Il 6 settembre è andata in scena l’ultima recita di “Aida” all’Arena di Verona, che chiudeva il festival. Dello spettacolo di Franco Zeffirelli molto si è già detto e quindi è inutile ripetersi: suggestivo, funzionale, ma esagerato.
Il cast radunato per l’occasione è veramente di primo livello.
Sul podio ritroviamo Daniel Oren, in formissima, che ribadisce la sua arte nel dirigere l’opera italiana. Il rapporto tra buca e palcoscenico è perfetto, nulla sfugge al controllo. I cantanti vengono seguiti con un’attenzione straordinaria. Questo perchè Oren è un direttore che ama le voci e le stimola a dare sempre il meglio. Insomma una bacchetta straordinaria, sotto la quale l’orchestra e il coro sembrano ravvivarsi d’entusiasmo.
Alice Marini torna ad essere una precisa e sonora sacerdotessa. Antonello Ceron è un veterano dell’arena e del ruolo del messaggero, e ancora una volta ribadisce la sua solidità.
Carlo Cigni (Il Re) e Giorgio Giuseppini (Ramfis) sono due interpreti autorevoli e affidabili dei propri ruoli.
Alberto Mastromarino (Amonasro) è decisamente più in forma che alla recita del 27 agosto e ci regala un re etiope solido, dal fraseggio imponente che mai scaturisce nella volgarità e in accenti marcatamente veristi.
Ildiko Komlosi è una grande Amneris. E’ certamente una delle più affascinanti che mi sia capitato di ascoltare fino ad ora. La sua è una donna ferita, che per l’amore rinuncerebbe al suo titolo, alle sue ricchezze. E’ una ragazza che sa già di essere una perdente, fin dall’inizio, ma cerca di fare di tutto pur di avere l’amore dell’unico uomo che ama. Quella della Komlosi è anche una principessa estremamente femminile, non è una leonessa. Vocalmente è eccellente perchè tutta l’interiorità di Amneris viene rivelata al pubblico con una sensibilità del tutto particolare. Anche scenicamente la sua interpretazione è incredibile grazie ad una statuaria bellezza che ci riporta alla mente Elizabeth Taylor in “Cleopratra”.
E’ bellissimo assistere alla crescita e alla maturazione di un’interpretazione.

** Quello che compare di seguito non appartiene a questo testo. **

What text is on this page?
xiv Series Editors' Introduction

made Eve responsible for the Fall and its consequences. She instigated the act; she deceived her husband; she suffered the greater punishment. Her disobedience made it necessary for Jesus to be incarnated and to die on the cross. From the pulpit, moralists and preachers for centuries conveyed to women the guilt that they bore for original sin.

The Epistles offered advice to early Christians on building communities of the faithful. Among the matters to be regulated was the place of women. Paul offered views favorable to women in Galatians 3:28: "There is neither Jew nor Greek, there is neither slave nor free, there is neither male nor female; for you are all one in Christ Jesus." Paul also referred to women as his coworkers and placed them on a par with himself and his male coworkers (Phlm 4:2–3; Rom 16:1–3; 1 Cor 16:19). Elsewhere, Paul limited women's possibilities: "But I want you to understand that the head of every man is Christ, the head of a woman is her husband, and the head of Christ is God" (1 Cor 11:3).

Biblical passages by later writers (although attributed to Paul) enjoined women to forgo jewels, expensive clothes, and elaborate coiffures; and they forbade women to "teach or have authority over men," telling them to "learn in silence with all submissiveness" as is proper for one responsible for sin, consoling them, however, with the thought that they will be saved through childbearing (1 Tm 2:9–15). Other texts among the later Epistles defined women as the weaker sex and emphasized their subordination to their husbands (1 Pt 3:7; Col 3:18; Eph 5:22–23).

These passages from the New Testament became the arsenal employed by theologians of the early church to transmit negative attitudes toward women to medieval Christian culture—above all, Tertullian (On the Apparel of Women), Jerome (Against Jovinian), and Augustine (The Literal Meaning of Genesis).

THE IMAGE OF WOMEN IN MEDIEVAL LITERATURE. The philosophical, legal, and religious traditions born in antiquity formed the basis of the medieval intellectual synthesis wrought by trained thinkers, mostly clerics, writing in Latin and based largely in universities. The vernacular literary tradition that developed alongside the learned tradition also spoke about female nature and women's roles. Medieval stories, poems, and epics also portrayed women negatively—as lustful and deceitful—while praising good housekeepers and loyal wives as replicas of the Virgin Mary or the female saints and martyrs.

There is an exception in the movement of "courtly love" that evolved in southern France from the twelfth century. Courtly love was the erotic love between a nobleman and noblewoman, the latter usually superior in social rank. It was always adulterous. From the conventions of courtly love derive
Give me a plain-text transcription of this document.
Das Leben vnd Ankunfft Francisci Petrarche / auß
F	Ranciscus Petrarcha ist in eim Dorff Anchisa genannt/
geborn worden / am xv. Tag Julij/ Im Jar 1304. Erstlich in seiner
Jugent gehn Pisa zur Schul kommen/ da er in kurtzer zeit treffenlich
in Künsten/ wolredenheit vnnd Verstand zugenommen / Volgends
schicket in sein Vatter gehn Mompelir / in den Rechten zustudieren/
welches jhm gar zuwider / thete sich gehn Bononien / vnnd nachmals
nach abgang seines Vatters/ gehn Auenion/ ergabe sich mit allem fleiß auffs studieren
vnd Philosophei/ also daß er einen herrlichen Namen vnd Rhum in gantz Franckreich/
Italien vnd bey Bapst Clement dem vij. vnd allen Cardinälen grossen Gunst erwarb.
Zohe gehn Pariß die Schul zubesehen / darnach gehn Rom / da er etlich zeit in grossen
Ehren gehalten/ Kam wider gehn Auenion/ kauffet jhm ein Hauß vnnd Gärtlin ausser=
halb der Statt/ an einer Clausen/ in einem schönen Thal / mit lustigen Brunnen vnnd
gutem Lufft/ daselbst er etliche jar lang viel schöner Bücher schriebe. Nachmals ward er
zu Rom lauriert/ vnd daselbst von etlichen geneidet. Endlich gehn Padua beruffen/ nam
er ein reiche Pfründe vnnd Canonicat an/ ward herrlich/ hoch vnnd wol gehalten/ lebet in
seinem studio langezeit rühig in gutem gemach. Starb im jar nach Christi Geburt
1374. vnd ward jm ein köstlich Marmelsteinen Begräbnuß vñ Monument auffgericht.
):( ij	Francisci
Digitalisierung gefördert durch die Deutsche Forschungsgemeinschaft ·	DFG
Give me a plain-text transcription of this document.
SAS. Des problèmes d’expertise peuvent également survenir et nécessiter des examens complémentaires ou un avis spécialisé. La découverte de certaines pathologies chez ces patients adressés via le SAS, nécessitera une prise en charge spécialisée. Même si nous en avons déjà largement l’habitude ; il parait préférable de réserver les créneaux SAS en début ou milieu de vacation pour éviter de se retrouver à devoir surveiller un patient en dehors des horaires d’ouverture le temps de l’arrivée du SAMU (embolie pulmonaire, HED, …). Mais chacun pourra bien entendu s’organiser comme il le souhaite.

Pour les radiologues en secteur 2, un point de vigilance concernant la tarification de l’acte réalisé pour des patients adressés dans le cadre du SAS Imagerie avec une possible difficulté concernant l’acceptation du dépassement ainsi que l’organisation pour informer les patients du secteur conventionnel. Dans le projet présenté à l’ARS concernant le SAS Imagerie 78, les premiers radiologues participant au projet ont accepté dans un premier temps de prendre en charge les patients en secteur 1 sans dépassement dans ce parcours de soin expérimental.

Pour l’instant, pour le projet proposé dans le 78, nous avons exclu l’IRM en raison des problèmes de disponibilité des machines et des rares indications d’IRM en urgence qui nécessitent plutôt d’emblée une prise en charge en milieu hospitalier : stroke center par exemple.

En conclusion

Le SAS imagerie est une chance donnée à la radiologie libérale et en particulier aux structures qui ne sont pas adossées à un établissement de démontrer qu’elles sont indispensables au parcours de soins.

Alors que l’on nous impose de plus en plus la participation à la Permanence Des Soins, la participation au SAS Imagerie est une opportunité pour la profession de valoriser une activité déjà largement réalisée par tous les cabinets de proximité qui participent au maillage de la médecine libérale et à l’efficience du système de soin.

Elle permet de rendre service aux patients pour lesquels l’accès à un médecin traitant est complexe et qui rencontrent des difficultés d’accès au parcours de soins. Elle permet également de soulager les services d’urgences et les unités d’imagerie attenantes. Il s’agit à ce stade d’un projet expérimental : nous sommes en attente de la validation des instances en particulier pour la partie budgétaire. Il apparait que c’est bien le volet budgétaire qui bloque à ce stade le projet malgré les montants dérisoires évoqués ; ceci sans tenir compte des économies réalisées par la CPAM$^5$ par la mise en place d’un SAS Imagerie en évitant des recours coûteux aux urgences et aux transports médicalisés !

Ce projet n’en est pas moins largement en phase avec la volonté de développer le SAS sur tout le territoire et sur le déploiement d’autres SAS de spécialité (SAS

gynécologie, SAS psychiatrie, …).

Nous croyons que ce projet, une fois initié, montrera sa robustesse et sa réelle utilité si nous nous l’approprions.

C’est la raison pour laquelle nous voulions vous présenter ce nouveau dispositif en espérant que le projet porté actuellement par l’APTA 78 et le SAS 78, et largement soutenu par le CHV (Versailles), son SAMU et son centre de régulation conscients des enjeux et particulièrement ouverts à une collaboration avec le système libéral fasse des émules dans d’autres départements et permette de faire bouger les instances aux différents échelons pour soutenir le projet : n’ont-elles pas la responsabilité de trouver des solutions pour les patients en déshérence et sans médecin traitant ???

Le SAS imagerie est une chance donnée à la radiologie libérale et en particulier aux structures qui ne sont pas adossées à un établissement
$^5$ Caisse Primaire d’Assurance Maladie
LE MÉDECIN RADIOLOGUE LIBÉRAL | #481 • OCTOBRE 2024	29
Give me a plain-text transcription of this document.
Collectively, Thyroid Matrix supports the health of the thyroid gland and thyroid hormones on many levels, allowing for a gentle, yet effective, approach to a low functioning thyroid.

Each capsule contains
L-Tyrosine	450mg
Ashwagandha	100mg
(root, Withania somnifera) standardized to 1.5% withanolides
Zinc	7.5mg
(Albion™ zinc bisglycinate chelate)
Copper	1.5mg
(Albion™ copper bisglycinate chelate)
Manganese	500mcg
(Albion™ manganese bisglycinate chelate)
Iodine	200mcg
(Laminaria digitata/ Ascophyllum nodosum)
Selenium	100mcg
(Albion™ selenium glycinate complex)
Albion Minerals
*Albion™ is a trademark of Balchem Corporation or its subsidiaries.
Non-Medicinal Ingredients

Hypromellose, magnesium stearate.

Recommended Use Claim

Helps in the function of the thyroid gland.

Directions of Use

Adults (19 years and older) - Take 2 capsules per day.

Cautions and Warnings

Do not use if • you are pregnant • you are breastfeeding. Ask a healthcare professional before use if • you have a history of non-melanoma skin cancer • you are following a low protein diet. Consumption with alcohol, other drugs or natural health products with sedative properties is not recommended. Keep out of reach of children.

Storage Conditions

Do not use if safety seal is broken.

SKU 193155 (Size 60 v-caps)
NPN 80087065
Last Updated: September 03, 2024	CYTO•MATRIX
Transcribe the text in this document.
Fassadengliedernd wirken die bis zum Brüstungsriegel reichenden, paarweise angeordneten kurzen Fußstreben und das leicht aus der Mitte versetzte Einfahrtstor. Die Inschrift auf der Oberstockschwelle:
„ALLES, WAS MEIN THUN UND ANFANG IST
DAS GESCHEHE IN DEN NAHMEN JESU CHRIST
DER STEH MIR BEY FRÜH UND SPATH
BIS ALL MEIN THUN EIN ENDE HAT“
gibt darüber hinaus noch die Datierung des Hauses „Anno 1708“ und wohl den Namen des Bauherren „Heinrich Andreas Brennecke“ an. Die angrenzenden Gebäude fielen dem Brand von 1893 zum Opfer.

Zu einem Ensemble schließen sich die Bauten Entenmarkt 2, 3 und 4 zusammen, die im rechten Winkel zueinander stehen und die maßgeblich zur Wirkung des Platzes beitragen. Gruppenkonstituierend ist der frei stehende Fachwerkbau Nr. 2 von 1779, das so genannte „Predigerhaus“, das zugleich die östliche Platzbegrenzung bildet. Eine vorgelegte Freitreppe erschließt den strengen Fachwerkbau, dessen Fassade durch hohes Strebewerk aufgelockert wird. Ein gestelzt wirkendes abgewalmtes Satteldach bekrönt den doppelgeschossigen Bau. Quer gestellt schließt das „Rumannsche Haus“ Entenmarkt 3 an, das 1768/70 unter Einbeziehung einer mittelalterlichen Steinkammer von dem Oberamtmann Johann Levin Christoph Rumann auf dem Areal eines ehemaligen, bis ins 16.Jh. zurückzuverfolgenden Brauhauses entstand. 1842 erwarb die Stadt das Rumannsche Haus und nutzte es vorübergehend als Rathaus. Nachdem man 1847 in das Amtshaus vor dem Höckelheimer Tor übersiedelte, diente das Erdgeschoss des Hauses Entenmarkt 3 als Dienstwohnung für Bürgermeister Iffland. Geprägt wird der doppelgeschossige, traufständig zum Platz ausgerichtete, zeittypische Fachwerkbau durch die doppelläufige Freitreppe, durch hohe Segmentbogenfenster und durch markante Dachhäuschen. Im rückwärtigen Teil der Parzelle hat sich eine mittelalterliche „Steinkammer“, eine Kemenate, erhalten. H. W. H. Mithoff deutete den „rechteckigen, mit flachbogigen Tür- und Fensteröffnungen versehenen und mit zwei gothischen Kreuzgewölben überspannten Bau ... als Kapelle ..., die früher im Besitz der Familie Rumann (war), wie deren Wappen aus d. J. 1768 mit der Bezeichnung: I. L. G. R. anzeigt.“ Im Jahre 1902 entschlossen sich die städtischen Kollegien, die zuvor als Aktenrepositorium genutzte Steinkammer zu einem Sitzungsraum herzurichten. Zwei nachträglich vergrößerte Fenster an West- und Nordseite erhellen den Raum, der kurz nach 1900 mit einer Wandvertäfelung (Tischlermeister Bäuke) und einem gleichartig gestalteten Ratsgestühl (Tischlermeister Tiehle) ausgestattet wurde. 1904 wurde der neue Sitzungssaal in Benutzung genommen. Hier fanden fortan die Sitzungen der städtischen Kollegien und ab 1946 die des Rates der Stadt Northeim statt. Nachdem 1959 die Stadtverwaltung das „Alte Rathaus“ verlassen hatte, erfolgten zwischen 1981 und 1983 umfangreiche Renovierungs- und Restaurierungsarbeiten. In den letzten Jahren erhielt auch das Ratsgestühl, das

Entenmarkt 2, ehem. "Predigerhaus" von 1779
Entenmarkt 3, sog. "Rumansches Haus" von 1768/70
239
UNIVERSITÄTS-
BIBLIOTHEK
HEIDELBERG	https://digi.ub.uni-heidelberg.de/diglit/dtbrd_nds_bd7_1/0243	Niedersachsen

E’ il caso di Dario Di Vietri, che è sicuramente stato il Radames più significativo di questa stagione areniana. Questo grazie appunto ad un’interpretazione che ad ogni recita accresceva in sicurezza e padronanza. La voce è sempre di timbro bellissimo, smalto brillante e volume assolutamente rimarchevole. Vorremmo però scegliere un momento della performance di questo tenore ed è la scena finale. Il recitativo “La fatal pietra” può diventare mortalmente noioso, ma Di Vietri fa qui un grandissimo lavoro di cesellatura e risulta emozionante e poeticissimo.

Hui He è l’Aida più insigne dei nostri giorni. La proiezione della voce è pazzesca ed è la dimostrazione che anche in uno spazio particolare e difficile come l’arena si possa interpretare e fare tutti i colori che si fanno al chiuso: basta avere un perfetto controllo della maschera come il suo. La sua interpretazione è un perfetto equilibrio tra tecnica e cuore. Questo il pubblico lo percepisce e per questo la premia alla fine dello spettacolo. Il soprano cinese è il personaggio, si immedesima nella sventurata schiava etiope a tal punto da far supporre l’adozione del metodo Stanislavskij.
Finalmente un’Arena quasi piena che ha accolto tutti con grande successo.